The gala was also featured by performances by musicians from Turkey, Azerbaijan, the Kurdish communities of Iraq and the Iranian community in the U.S. The duo of Kazakh musicians — alto violinist Arman Alpysbaeva and violonist Aisha Dosumova — left the public mesmerized by their virtuoso performance of two Mozart compositions and E.Brusilovskiy’s “Bozaygyr”.
In my opening remarks to the august group, I spoke to the importance of Nowruz in strengthening friendship between peoples, as well as preserving our common ancient traditions of giving, caring and “rebirth of friendship.”
For Kazakhs, like the citizens of many other Eurasian nations, spring is the time of hope and the beginning of a new cycle of life. It is marked by the observance of the New Year, called Nowruz (in Kazakh, it is pronounced “Nauriz”). In Persian, it means “New Day” and marks the beginning of the calendar year, which occurs on the vernal equinox in March. Universally, Nowruz is a time for family and friends to celebrate together, cherish the past memories and anticipate a better year to come.
As the guests enjoyed their meals, a documentary about the good works of the Nowruz Commission was screened. Among its charitable endeavors, and consistent with the best of Nowruz’s charitable traditions, the Commission has recently carried out several humanitarian projects supporting young people and orphans from our troubled neighbor Afghanistan.
I, and my co-founders – Bijan Kian, and the well-known philanthropist, Nasser Kazemini, are tremendously proud of the work done by the Commission and very grateful to its members, who include: Bill Veale, Executive Director, US-Kazakhstan Business Association, Dussenbay Kasseinov, the Secretary-General of TURKSOY and Darkan Nurmaganbet, President of the Kazakh American Association, among others.
Thanks in part to the efforts of the Commission, Nowruz is becoming increasingly popular in the United States. The first major step toward recognition of the holiday in the United States was made on March 19, 2008, when First Lady Laura Bush hosted a ceremony at the White House, which I was honored to attend.

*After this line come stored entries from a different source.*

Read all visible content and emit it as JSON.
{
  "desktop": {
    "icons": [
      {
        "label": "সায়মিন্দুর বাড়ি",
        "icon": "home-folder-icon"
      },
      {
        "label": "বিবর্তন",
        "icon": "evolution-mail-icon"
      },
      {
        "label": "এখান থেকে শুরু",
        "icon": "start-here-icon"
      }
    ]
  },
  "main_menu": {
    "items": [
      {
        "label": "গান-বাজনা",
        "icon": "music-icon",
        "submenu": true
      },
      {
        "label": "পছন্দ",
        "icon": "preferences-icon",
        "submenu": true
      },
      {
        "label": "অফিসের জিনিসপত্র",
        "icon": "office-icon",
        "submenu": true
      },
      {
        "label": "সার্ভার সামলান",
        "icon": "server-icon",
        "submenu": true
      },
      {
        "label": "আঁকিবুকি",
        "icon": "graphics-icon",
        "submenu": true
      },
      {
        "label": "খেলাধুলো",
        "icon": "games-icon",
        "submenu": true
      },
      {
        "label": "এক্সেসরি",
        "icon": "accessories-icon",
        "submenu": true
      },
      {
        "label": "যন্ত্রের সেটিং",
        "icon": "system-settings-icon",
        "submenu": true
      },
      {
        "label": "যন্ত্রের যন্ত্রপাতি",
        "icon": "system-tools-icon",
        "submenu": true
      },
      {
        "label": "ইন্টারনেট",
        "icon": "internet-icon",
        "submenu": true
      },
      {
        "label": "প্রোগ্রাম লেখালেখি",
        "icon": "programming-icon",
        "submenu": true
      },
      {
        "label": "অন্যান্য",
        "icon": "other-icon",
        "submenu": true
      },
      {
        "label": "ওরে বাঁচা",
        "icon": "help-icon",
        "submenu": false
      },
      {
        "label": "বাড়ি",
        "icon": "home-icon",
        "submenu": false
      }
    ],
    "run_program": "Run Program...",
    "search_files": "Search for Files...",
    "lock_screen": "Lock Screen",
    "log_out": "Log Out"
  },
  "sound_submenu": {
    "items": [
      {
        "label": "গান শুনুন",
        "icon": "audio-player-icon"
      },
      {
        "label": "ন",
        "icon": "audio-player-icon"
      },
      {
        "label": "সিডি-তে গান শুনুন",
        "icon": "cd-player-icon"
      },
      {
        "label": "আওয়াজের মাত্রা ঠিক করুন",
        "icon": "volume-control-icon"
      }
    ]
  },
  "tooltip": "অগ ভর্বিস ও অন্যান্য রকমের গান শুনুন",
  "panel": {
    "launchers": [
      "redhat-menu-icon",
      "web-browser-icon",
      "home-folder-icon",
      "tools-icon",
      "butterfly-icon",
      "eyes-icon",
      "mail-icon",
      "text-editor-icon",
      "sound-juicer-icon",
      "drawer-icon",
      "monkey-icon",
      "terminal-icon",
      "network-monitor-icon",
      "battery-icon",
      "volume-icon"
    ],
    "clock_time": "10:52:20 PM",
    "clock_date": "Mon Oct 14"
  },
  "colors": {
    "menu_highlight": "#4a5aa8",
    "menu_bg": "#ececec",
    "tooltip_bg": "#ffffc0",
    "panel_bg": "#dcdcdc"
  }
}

Two years later, on the occasion of the establishment of the Commission, President Nursultan Nazarbayev sent a message to President Barack Obama expressing his conviction that the noblest work of the Nowruz Commission will provide an impetus to strengthening friendship between Kazakhstan and the U.S.
This year, the Nowruz Commission’s activities and membership has expanded to include representatives of the UK, Italy, Turkey, Georgia and Tajikistan, who were appointed Nowruz Ambassadors charged with promoting the celebration in their home countries.
President Obama and Secretary of State Clinton annually extend their greeting to those celebrating Nowruz. This year, the President issued a video greeting on March 21, saying, “in communities and homes from America to southwest Asia, families and friends are coming together to celebrate the hope that comes with renewal.”
The Secretary of State in her message said: “For over 3,000 years, Nowruz has been a time of hope for millions of people around the world. The spirit of compassion, family, and renewal is deeply woven throughout all of the rich cultural traditions of Nowruz, and reminds us of our shared commitment to a better world.”
My dear friends, I want to take this opportunity to wish you, your families and friends a joyous Nowruz — complete with its lucky seven blessings of joy, good fortune, wisdom, health, wealth, vibrant growth and, most importantly, heavenly protection – for the New Year and beyond. It is my sincere hope that next year, we will have shared our customs and traditions with an even wider audience, and that the good works of the Nowruz Commission continue to touch the lives of our friends and neighbors who are the most in need.